Reddit r/LocalLLaMA / 3/15/2026

💬 OpinionDeveloper Stack & InfrastructureTools & Practical Usage

Key Points

  • Memento is a local-first MCP server that gives AI agents durable memory about a repository, reducing the need to repeatedly explain context.
  • It stores high-signal knowledge such as indexed repository structure, semantic relationships between modules, architecture summaries, and persistent design decisions to enable fast, relevant context retrieval.
  • By integrating MCP, agents can query the repository memory when needed instead of bloating prompts with large context windows.
  • The design emphasizes local-first operation, hybrid deterministic plus LLM workflows, high-signal memory, and durability across sessions so agents don’t start from zero each time.
  • This approach aims to improve tasks like navigating large repos, multi-file reasoning, architecture understanding, and incremental refactors.
Memento — a local-first MCP server that gives your AI durable repository memory

I’ve been experimenting a lot with local AI coding workflows, and I kept running into the same problem:

Even with large context models, repositories are still far bigger than the context window.

After a few prompts the model forgets:

  • architecture decisions
  • relationships between modules
  • previous exploration of the codebase
  • design notes or reasoning

So you end up re-explaining the same things over and over.

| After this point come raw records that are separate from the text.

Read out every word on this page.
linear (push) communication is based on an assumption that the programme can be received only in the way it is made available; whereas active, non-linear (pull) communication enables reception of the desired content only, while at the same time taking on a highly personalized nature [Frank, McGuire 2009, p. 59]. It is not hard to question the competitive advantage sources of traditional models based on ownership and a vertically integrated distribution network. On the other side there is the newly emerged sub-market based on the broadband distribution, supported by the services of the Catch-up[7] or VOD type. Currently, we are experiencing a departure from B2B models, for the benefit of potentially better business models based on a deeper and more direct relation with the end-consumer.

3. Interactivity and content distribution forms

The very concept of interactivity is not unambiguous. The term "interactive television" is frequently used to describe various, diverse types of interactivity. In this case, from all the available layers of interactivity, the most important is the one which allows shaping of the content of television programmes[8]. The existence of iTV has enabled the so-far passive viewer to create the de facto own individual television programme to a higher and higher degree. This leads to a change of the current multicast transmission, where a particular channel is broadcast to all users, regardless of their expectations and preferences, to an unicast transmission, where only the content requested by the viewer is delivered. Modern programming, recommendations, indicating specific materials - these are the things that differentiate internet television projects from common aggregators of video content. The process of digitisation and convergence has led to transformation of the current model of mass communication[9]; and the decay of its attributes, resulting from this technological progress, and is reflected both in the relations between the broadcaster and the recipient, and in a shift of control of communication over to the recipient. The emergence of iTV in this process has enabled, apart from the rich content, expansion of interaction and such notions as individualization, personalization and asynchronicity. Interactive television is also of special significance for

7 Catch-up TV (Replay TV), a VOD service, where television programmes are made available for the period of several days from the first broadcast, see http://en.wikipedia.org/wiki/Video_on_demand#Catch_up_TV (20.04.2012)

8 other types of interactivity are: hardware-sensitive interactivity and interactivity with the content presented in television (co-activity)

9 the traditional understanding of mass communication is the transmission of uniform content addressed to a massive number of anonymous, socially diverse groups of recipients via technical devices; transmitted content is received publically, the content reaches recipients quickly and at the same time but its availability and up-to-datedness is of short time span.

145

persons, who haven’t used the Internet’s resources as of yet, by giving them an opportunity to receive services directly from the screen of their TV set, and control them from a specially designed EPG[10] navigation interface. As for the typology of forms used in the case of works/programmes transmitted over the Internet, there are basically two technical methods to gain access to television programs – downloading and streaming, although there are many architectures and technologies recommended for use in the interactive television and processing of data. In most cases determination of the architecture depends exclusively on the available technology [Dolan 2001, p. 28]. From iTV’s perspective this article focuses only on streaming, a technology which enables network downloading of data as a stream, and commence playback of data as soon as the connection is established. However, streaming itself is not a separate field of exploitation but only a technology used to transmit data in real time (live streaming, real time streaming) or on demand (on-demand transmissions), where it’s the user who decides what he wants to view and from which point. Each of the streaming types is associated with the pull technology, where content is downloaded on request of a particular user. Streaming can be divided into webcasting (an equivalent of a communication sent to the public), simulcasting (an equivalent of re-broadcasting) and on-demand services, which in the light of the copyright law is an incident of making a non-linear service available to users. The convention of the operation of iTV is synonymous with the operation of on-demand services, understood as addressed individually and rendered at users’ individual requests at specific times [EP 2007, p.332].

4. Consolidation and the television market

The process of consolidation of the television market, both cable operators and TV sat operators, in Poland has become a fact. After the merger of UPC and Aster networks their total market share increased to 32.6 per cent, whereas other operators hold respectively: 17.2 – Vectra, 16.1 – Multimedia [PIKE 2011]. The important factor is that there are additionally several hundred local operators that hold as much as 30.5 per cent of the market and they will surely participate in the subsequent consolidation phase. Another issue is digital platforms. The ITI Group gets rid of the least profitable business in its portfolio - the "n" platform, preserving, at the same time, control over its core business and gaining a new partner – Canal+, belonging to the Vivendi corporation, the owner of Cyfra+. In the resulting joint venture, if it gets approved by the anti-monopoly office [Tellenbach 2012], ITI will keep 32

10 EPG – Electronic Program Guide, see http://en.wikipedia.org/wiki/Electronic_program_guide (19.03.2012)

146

I built Memento to try to solve that.

What it is

Memento is a local-first MCP server that gives AI agents durable memory about a repository.

Instead of repeatedly injecting large context into prompts, the model can query the repository memory layer through MCP.

For those not familiar with it, MCP (Model Context Protocol) is an open standard for connecting AI applications to external tools and data sources.

https://modelcontextprotocol.io

This lets agents retrieve context only when they need it, instead of bloating prompts.

What Memento stores

The server builds and maintains high-signal structured knowledge about the repo, such as:

  • indexed repository structure
  • semantic relationships between modules
  • searchable contextual notes
  • architecture summaries
  • persistent design decisions

The goal is to give the model fast access to relevant context without burning the context window.

Design philosophy

A few things I tried to optimize for:

Local-first

Everything stays on your machine.

Hybrid deterministic + LLM workflows

Where possible things stay predictable and reversible.

High-signal memory

Focus on information that actually helps the model reason about the project.

Durable across sessions

Agents don’t start from zero every time.

Why this helps

In practice this improves things like:

  • navigating large repos
  • multi-file reasoning
  • architecture understanding
  • incremental refactors
  • avoiding repeated explanations

It makes AI assistants feel less stateless and more like they actually remember the project.

Experimental at this point, but in my N = 1 experiment has been working pretty consistently mostly coded Go though. please let me know if you try it.

Curious how others are solving this

I’m interested in hearing how people here are dealing with:

  • repository memory for agents
  • context window limitations
  • MCP tooling
  • repo indexing approaches

If people are interested I can also share more about:

  • architecture
  • indexing strategy
  • memory model
  • MCP integration <-this is a pain.in.the.Mass

Would love feedback from anyone experimenting with local AI dev tooling.